Clearly, the first thing you can’t help but notice is that eighteen of the Top Twenty are books aimed at younger readers –- it was just fifteen last year. The second thing you can’t help but notice is the complete domination of the Top 20 by Raina Telgemeier, clearly the “it” cartoonist of our day. The conventional wisdom is that the BookScan reporting is only the tip of the iceberg because the real market for kids books (and Raina, in particular) is going to be through things like Scholastic Book Fairs that run directly through elementary schools all over America. That’s all largely invisible, though, and something we can but speculate on.

The #1 book, “Ghosts” is Raina’s newest -– just released this year (and not until September, for that, which means that this is the #1 book with just three months worth of sales!)

Raina also takes slots #2 (“Drama”), #4 (“Smile”), #5 (“Sisters”), then, with her adaptations of the “Baby Sitter Club” books, also takes spaces #6 (“Kristy’s Great Idea”), #7 (“Claudia and Mean Janine”), #10 (“The Truth About Stacey”) and #11 (“Mary Anne Saves the Day”) –- literally every book she’s done that is in-print is a top-of-the-charts best-seller, which is wildly unprecedented in our dataset. [emphasis mine]

Let’s put that in other terms: Raina is responsible for fully 5% of all graphic novel revenue in 2016 through the book trade, with her best seller only available for 1/3 of the year. Futhermore, because as Hibbs notes, BookScan doesn’t account for the massive traffic Raina does via in-school book fairs, it’s not known how low those numbers are. I’m going to say they could easily be twice as large, especially considering Scholastic ordered a first print run of 500,000 for Ghosts.

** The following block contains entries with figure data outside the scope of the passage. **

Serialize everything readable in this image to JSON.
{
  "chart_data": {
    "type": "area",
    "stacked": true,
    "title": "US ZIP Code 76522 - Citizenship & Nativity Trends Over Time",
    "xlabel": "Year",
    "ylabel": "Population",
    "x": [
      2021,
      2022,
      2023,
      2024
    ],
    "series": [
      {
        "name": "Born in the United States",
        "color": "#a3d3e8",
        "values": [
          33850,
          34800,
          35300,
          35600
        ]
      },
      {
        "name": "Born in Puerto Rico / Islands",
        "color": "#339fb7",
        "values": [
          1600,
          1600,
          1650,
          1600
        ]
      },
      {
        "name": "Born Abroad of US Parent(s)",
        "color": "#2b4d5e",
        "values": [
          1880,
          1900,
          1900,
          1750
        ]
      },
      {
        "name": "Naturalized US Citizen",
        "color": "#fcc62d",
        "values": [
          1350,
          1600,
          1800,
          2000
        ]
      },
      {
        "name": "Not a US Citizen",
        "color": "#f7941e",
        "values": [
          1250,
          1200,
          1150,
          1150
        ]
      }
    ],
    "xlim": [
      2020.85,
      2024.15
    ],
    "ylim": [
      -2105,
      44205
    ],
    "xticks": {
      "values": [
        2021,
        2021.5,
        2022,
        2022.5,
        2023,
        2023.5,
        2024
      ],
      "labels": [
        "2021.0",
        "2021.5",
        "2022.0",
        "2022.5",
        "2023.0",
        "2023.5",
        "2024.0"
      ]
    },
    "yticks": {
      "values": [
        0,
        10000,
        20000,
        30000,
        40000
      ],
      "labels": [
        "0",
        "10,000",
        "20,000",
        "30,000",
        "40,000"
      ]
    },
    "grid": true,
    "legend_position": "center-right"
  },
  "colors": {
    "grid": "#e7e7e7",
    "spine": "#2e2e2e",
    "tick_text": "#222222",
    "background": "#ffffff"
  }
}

Other people made more money than Raina on their sales — the Walking Dead collections go for between two and five times what Ghosts costs — but she still takes slots #6, 7, 9, 11, 12, 14, and 18 (the lowest of which has a revenue report — again, not counting all her sales channels — of US$1.28 million), off of books that are budget priced and aimed at the most critical audience in comics: kids who will be the core of the market. The Walking Dead sells high-priced copies to an ever-shrinking adult fanbase. Raina is creating an entire new demographic of comics readers, and the first publisher that figures out how to convert her fans to regular readers of their offerings will be set for the next half-century.

So naturally, they ignore her and engage in endless fanboy circle-jerks about how her books aren’t real comics. I’m absolutely convinced that her lack of acceptance by the gatekeepers haunts her every night as she falls asleep with nothing but universals critical and popular acclaim to buoy her. I have seen the future of comics, and she’s a slightly nerdy woman with excellent teeth that makes kids feel welcomed and happy. Long Live The Queen.

Spam of the day:
Taking the day off. Spammers don’t get to share today with Raina.